EMS

European Mathematical Society School

pollo

Rationality, stable rationality and birationally rigidity of complex algebraic varieties

September 3 - 9, 2017

Preliminary Programs


The School consists of two courses. Lessons in the morning start at 9.00am. There will be a coffee break at 11.00am. After lunch break there will be supporting lectures on the courses' topics and exercise classes.

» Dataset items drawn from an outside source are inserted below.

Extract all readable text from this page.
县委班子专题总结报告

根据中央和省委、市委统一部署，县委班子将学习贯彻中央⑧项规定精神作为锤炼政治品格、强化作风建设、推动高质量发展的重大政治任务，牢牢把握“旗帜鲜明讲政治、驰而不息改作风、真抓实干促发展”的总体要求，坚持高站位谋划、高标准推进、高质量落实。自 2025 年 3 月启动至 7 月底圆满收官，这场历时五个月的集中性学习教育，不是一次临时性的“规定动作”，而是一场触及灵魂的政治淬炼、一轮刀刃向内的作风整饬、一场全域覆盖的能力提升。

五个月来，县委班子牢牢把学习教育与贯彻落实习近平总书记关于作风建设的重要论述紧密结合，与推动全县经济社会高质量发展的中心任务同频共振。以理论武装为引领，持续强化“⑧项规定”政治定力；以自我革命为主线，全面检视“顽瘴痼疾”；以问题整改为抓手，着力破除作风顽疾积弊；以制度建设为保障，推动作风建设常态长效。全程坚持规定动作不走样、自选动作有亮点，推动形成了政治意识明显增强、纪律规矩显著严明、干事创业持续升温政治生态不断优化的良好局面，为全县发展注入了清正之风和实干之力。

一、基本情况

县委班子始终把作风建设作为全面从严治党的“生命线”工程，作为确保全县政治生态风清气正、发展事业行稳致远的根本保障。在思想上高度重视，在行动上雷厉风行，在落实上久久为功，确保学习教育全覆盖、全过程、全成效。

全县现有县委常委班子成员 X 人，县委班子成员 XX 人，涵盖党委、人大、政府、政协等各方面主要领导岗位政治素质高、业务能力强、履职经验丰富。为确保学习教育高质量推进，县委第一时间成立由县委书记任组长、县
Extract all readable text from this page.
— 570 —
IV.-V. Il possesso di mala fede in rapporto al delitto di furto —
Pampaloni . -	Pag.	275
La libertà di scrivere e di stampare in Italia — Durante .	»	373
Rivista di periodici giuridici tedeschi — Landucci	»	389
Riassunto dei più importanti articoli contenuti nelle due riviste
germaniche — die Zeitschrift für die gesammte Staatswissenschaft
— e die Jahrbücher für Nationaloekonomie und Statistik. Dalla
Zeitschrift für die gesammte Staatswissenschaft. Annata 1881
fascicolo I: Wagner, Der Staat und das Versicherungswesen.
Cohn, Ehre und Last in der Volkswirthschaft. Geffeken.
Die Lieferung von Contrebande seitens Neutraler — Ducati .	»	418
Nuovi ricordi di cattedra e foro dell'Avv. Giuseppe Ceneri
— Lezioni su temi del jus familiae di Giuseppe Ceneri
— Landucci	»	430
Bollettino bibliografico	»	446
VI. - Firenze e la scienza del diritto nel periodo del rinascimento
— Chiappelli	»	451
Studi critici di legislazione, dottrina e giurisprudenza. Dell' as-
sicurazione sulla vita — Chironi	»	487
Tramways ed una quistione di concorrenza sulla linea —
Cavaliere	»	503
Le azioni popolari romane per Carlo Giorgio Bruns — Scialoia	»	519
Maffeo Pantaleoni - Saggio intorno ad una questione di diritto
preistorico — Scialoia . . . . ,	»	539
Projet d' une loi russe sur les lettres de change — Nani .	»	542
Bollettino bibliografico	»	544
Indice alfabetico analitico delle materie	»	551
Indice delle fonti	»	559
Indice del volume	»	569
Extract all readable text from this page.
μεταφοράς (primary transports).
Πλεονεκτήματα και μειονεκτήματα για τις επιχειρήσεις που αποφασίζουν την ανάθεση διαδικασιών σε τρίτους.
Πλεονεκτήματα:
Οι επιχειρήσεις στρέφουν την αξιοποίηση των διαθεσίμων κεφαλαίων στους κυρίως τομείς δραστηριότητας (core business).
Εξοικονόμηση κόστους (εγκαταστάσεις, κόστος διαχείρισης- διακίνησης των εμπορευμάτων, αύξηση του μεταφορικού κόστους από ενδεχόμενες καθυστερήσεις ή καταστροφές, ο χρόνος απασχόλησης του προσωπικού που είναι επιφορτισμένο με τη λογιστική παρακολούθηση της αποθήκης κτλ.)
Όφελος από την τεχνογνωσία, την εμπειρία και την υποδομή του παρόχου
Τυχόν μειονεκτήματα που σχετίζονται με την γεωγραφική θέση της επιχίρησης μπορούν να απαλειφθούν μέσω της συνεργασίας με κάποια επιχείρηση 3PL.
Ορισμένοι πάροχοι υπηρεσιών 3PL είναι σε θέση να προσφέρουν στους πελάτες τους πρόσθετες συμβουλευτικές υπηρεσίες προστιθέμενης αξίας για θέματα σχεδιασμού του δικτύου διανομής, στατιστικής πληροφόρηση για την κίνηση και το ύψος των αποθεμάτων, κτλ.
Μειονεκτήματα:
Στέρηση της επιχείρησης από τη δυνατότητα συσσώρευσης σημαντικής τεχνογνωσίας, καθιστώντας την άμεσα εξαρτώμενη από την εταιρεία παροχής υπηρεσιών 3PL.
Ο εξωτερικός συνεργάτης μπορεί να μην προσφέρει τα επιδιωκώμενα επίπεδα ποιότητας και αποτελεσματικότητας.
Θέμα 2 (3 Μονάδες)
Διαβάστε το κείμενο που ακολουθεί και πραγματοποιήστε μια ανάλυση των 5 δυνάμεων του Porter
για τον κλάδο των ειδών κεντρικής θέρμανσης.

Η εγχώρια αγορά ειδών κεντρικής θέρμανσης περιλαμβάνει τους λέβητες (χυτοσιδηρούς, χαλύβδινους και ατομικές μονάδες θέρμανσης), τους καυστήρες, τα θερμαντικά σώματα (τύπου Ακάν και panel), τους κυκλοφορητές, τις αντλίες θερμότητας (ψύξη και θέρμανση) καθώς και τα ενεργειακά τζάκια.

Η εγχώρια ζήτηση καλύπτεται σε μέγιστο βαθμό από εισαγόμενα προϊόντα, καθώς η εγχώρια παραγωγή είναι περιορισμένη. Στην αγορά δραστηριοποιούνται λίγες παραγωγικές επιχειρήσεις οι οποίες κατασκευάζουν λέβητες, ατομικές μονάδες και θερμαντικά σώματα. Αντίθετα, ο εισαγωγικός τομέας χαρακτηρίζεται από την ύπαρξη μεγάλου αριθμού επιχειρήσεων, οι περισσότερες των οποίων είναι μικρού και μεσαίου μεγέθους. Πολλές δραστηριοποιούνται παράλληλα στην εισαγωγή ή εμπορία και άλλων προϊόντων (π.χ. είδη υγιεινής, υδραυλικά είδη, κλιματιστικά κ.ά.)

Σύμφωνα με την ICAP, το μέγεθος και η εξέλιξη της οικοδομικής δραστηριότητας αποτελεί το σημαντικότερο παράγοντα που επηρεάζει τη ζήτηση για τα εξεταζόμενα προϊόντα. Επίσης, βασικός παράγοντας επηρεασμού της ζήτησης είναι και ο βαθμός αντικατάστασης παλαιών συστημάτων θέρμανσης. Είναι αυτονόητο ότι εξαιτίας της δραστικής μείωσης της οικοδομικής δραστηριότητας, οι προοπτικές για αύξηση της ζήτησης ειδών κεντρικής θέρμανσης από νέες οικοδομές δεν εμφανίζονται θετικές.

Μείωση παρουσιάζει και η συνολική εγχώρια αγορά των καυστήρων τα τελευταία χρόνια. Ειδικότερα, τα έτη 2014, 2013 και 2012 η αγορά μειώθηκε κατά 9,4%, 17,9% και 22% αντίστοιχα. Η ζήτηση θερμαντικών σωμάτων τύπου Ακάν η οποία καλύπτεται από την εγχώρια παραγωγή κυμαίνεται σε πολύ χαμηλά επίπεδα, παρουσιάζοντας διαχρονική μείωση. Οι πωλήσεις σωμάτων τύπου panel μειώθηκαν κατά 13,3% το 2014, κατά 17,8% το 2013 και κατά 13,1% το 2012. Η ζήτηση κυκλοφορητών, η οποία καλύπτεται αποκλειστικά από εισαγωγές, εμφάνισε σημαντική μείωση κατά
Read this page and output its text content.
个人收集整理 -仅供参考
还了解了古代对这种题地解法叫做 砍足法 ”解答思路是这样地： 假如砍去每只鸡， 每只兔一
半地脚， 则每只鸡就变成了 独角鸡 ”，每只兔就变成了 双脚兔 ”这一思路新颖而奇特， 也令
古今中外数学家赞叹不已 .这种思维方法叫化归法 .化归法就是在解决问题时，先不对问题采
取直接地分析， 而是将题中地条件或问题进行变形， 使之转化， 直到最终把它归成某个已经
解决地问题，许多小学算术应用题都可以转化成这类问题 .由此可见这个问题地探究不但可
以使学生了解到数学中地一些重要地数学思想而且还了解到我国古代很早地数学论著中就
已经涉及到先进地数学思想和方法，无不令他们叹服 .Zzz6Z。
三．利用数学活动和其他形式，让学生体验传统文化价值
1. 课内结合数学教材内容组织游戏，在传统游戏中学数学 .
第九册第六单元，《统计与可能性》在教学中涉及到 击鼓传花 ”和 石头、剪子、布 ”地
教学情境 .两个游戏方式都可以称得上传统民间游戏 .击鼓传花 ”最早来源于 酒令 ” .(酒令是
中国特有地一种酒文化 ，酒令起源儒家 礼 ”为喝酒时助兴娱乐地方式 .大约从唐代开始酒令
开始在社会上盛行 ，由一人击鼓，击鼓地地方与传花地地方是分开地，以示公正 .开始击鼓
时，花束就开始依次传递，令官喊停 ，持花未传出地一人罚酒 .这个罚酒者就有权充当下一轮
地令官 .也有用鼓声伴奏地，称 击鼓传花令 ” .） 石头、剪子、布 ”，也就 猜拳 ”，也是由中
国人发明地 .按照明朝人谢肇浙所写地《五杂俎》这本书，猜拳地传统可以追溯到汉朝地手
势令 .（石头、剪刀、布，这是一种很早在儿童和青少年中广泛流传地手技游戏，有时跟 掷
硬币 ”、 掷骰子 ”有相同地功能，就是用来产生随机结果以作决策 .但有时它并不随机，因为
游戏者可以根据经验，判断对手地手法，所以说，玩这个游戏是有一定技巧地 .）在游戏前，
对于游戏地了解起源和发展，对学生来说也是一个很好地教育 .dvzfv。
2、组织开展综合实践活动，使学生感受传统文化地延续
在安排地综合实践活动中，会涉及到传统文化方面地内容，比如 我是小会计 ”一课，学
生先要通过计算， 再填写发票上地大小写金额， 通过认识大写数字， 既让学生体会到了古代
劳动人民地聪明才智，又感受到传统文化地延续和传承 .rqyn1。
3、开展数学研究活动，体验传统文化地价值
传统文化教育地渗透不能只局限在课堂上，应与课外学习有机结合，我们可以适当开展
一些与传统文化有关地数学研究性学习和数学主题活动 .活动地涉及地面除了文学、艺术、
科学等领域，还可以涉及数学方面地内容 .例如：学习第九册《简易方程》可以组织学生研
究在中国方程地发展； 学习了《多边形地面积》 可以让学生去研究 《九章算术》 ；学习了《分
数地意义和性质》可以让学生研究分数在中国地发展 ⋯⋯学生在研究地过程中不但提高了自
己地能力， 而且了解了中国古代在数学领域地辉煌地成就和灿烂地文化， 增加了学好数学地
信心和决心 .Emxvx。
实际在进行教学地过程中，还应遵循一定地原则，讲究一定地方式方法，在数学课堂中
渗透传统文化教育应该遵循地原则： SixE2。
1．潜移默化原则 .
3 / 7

Stable birational invariants and the generalised Lüroth problem (C. Voisin - assistant: M. Shen)


Program:

The lectures will discuss cohomological and Chow-theoretic obstructions to rationality or stable rationality of complex projective varieties. Of course, there are many such geometric obstructions, like the plurigenera, but we will rather focus on the case of rationally connected varieties, where these obvious obstructions are trivial. We will discuss:

  1. unramified cohomology and its link to the integral Hodge conjecture, (this provides very interesting irrationality criteria), and
  2. various notions of decompositions of the diagonal.
The study of this stably birationally invariant property allowed Claire Voisin and subsequently other people to prove that many rationally connected varieties are not stably rational. Comparing this birational invariant with previously defined invariants (e.g. the Clemens-Griffiths criterion) is very interesting and has been completely done in dimension 3. This will be the last point developed in the lectures, if time allows.

Birationally rigid and nearly birationally rigid varieties (I. Cheltsov - assistant: H. Ahmadinezhad)


Program:

This series of lectures will focus on birational rigidity of rational connected varieties, and related topics such as solid Fano varieties. Birationally rigid varieties, among rationally connected ones, sit at the opposite end of the spectrum when compared to rational varieties. Their minimal model end-product is unique, hence the terminology. A smooth quartic 3-fold is the first know example of a birationally rigid variety. The main method used to prove rigidity is the method of maximal singularities, initiated by the celebrated work of Iskovskikh and Manin in the seventies. Other methods, include the use of Sarkisov links, analysis of the Mori cones of blow ups, classification of extremal contraction, and super-maximal singularities. Solid Fanos, introduced by Ahmadinezhad, generalise birationally rigid Fano varieties allowing us to get closer to a sensible classification of Fano 3-folds. All these will be discussed in great depth, with many explicit working examples. We also discuss an equivariant version of the theory. Some applications to the classification of conjugacy classes of subgroups of the Cremona group will also be discussed.